Back in February I explained why the ultimate origin of a traditional story isn’t an especially interesting or important question. However, I don’t want anybody to misunderstand what I was saying. I’m not at all claiming that a traditional story can’t be passed down essentially unchanged over long periods of time; I’m saying that it won’t be passed down unchanged, or at all for that matter, without there being a reason.
In societies without writing, like Mesopotamia at the time the Gulf Oasis would have last been above water, stories can’t sit unread in an archive waiting for some scholar to rediscover them at a later time. There’s no possibility of a story surviving unless it’s told. And people don’t just randomly talk into the air; storytellers have a purpose (or purposes) in mind. So a story that nobody has a reason to tell will disappear.
The willingness of the teller to make changes in a story depends critically on the purpose for which it is told. If a story is told purely for entertainment it doesn’t matter how it changes in the telling, as long as the audience finds the result entertaining (compare the fairy tales of Charles Perrault with their Disney descendants to see a great example of this). If the story is part of a magical ritual, or an invocation to a deity who might be offended if everything isn’t done perfectly, there is a very strong incentive to tell the story exactly the same way each time.

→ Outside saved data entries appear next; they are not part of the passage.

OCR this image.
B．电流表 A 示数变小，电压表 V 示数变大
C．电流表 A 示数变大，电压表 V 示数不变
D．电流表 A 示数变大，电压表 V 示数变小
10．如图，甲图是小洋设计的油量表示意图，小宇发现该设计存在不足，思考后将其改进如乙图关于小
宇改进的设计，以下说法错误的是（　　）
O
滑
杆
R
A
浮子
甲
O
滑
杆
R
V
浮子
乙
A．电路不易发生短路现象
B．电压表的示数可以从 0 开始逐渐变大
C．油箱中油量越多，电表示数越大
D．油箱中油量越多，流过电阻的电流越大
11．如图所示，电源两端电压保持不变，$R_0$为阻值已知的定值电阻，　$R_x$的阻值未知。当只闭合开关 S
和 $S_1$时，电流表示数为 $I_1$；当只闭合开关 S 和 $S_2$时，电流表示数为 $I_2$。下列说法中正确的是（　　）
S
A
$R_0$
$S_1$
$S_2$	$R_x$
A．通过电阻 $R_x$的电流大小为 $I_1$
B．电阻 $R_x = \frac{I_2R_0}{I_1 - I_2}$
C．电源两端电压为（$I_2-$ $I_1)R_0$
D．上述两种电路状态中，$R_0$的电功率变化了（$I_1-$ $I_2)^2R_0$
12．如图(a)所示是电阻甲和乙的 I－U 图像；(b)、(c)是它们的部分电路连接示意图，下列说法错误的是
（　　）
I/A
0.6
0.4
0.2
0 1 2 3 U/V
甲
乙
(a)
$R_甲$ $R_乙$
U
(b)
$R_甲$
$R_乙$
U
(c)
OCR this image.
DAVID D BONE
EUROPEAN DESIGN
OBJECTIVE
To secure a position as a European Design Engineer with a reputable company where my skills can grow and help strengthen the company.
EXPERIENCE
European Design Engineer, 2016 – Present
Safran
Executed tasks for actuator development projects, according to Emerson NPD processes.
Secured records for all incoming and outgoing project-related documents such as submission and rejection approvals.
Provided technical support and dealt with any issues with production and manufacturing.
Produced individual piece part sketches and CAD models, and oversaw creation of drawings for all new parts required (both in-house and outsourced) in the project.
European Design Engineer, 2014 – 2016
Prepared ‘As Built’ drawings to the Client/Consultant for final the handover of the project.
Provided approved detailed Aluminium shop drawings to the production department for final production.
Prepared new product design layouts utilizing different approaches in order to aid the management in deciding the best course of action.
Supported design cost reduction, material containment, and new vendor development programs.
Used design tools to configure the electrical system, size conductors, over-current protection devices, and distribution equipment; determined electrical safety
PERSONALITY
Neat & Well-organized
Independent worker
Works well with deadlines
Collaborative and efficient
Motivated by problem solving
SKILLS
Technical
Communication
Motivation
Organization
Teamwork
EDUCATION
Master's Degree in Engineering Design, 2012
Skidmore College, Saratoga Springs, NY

It’s not enough just to say the story is sacred, however; it’s the purpose that matters. A sacred story used to instruct children in the proper way to behave might be capable of absorbing some changes, even while other parts of the story remain constant. The only way an oral story remains constant over time is if it has to in order to fulfill the purpose for which it is told.
(And, of course, all of the above only applies if we’re considering things from a human perspective. If an omnipotent God wants a story to be passed down unchanged, he is quite capable of causing that to happen.)